MedicalResearch.com Interview with:
Hans Bisgaard, MD, DMSc
Professor of Pediatrics
The Faculty of Health Sciences
University of Copenhagen
Head of the Copenhagen Prospective Studies on Asthma in Childhood
University of Copenhagen and Naestved Hospital
MedicalResearch: What is the background for this study? What are the main findings?
Dr. Bisgaard: Vitamin D deficiency has become a common health problem in westernized societies, possibly caused by a more sedentary indoor lifestyle and decreased intake of vitamin D containing foods. Vitamin D possesses a range of immune regulatory properties, and it has been speculated that vitamin D deficiency during pregnancy may affect fetal immune programming and contribute to asthma pathogenesis. Asthma often begins in early childhood and is the most common chronic childhood disorder. Observational studies have suggested that increased dietary vitamin D intake during pregnancy may protect against wheezing in the offspring, but the preventive effect of vitamin D supplementation to pregnant women is unknown. In our double-blind, single-center, randomized clinical trial conducted within the Copenhagen Prospective Studies on Asthma in Childhood 2010 cohort we supplemented 2800 IU/d of vitamin D3 during the third trimester of pregnancy compared with 400 IU/d in the control group. Although the maternal supplementation did not result in a statistically significant reduction of risk of persistent wheeze in the offspring through age 3 years, the interpretation of the study is limited by a wide confidence interval that includes a clinically important protective effect.
MedicalResearch: What should clinicians and patients take away from your report?

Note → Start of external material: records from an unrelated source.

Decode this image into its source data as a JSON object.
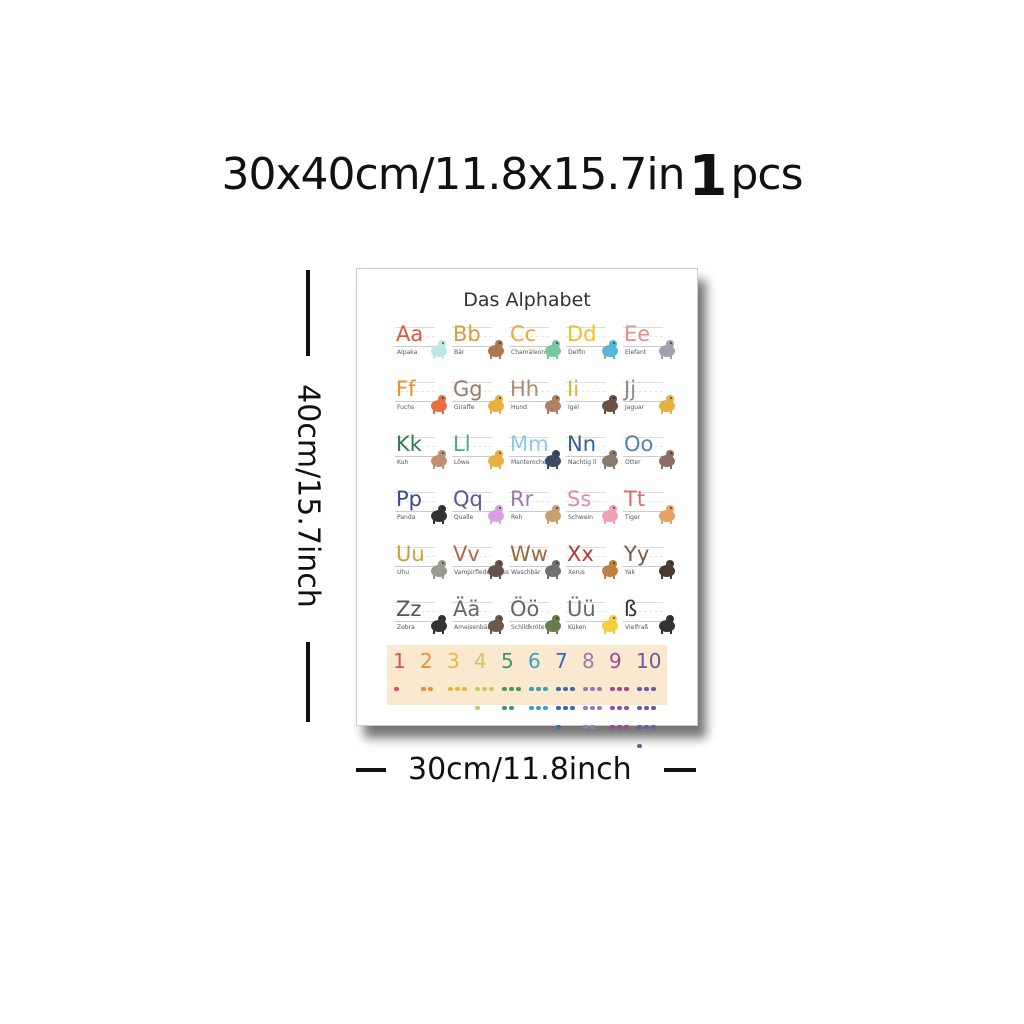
{
  "headline": {
    "size_text": "30x40cm/11.8x15.7in",
    "count": "1",
    "unit": "pcs"
  },
  "dimensions": {
    "height_label": "40cm/15.7inch",
    "width_label": "30cm/11.8inch"
  },
  "poster": {
    "title": "Das Alphabet",
    "letters": [
      {
        "letter": "Aa",
        "word": "Alpaka",
        "color": "#e0573a"
      },
      {
        "letter": "Bb",
        "word": "Bär",
        "color": "#d99a3a"
      },
      {
        "letter": "Cc",
        "word": "Chamäleon",
        "color": "#e6a93a"
      },
      {
        "letter": "Dd",
        "word": "Delfin",
        "color": "#f0c020"
      },
      {
        "letter": "Ee",
        "word": "Elefant",
        "color": "#e98a8a"
      },
      {
        "letter": "Ff",
        "word": "Fuchs",
        "color": "#e8902c"
      },
      {
        "letter": "Gg",
        "word": "Giraffe",
        "color": "#9a7a66"
      },
      {
        "letter": "Hh",
        "word": "Hund",
        "color": "#b0896e"
      },
      {
        "letter": "Ii",
        "word": "Igel",
        "color": "#d9b43a"
      },
      {
        "letter": "Jj",
        "word": "Jaguar",
        "color": "#8a8a8a"
      },
      {
        "letter": "Kk",
        "word": "Kuh",
        "color": "#2e7d4f"
      },
      {
        "letter": "Ll",
        "word": "Löwe",
        "color": "#4caf7a"
      },
      {
        "letter": "Mm",
        "word": "Manterochen",
        "color": "#8ecae6"
      },
      {
        "letter": "Nn",
        "word": "Nachtig ll",
        "color": "#2f5f8a"
      },
      {
        "letter": "Oo",
        "word": "Otter",
        "color": "#5a7fb0"
      },
      {
        "letter": "Pp",
        "word": "Panda",
        "color": "#3a4a8a"
      },
      {
        "letter": "Qq",
        "word": "Qualle",
        "color": "#5a5a9a"
      },
      {
        "letter": "Rr",
        "word": "Reh",
        "color": "#9a7ab0"
      },
      {
        "letter": "Ss",
        "word": "Schwein",
        "color": "#e08ab0"
      },
      {
        "letter": "Tt",
        "word": "Tiger",
        "color": "#e06a6a"
      },
      {
        "letter": "Uu",
        "word": "Uhu",
        "color": "#c8a040"
      },
      {
        "letter": "Vv",
        "word": "Vampirfledermaus",
        "color": "#b06a4a"
      },
      {
        "letter": "Ww",
        "word": "Waschbär",
        "color": "#9a6a3a"
      },
      {
        "letter": "Xx",
        "word": "Xerus",
        "color": "#b03a3a"
      },
      {
        "letter": "Yy",
        "word": "Yak",
        "color": "#7a5a40"
      },
      {
        "letter": "Zz",
        "word": "Zebra",
        "color": "#555555"
      },
      {
        "letter": "Ää",
        "word": "Ameisenbär",
        "color": "#666666"
      },
      {
        "letter": "Öö",
        "word": "Schildkröte",
        "color": "#666666"
      },
      {
        "letter": "Üü",
        "word": "Küken",
        "color": "#666666"
      },
      {
        "letter": "ß",
        "word": "Vielfraß",
        "color": "#333333"
      }
    ],
    "numbers": [
      {
        "n": "1",
        "color": "#e05050",
        "count": 1
      },
      {
        "n": "2",
        "color": "#e8902c",
        "count": 2
      },
      {
        "n": "3",
        "color": "#e6b93a",
        "count": 3
      },
      {
        "n": "4",
        "color": "#c6c96a",
        "count": 4
      },
      {
        "n": "5",
        "color": "#3a9a6a",
        "count": 5
      },
      {
        "n": "6",
        "color": "#3aa0c0",
        "count": 6
      },
      {
        "n": "7",
        "color": "#3a6ab0",
        "count": 7
      },
      {
        "n": "8",
        "color": "#9a7ab0",
        "count": 8
      },
      {
        "n": "9",
        "color": "#9a4a9a",
        "count": 9
      },
      {
        "n": "10",
        "color": "#6a5aa0",
        "count": 10
      }
    ]
  },
  "animal_colors": [
    "#bfe6e6",
    "#a87a4e",
    "#7ac6a0",
    "#5ab6d6",
    "#a0a0b0",
    "#e87040",
    "#e8b040",
    "#b08060",
    "#6a5040",
    "#e8b040",
    "#c09070",
    "#e8b040",
    "#3a4a60",
    "#8a7a6a",
    "#8a7060",
    "#333333",
    "#d8a0e0",
    "#c8a070",
    "#f0a0b0",
    "#e8a060",
    "#9a9a90",
    "#6a5050",
    "#707070",
    "#c08040",
    "#4a3a30",
    "#333333",
    "#6a5a4a",
    "#6a7a4a",
    "#f0d040",
    "#333333"
  ]
}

Dr. Bisgaard: Of the 581 children we followed-up, persistent wheeze was diagnosed during the first 3 years of life in 47 children (16%) in the vitamin D3 group and 57 children (20%) in the control group. Vitamin D3 supplementation was not associated with the risk of persistent wheeze, but the number of episodes of troublesome lung symptoms was reduced, and the airway immune profile was up-regulated. There was no effect on additional end points. Intrauterine death was observed in 1 fetus (<1%) in the vitamin D3 group vs 3 fetuses (1%) in the control group and congenital malformations in 17 neonates (5%) in the vitamin D3 group vs 23 neonates (8%) in the control group.
MedicalResearch: What recommendations do you have for future research as a result of this study?
Dr. Bisgaard: The primary strength of the study is the single-center design with standardized diagnoses performed solely by the experienced research pediatricians. However, the study is limited by a reduced statistical power to detect an effect on the primary endpoint of persistent wheeze. In addition, the vitamin D3 supplementation dose may have been too low, as suggested by the significant decreased risk of persistent wheeze per increase in maternal serum vitamin D level at cessation of the trial. Also, we may have begun supplementation too late, as only 81% of the women had serum vitamin D3 above 30 ng/mL after the intervention. Therefore, further studies with a larger sample size, higher dose, and potentially earlier intervention during pregnancy as well as postnatal supplementation should be performed to establish the likely benefits of vitamin D3 supplementation to pregnant women to reduce occurrence of wheezy disorders in the offspring.
MedicalResearch: Is there anything else you would like to add?
Dr. Bisgaard: Effective preventive strategies to alleviate the large burden of childhood wheezing and related disorders represent a major unmet clinical need. This randomized controlled trial of vitamin D3 supplementation during pregnancy did not show a statistically significant effect on the primary end point of persistent wheeze, although a clinically important protective effect cannot be excluded, and a protective effect is suggested by the observed effect on airway immunology and symptomatic episodes.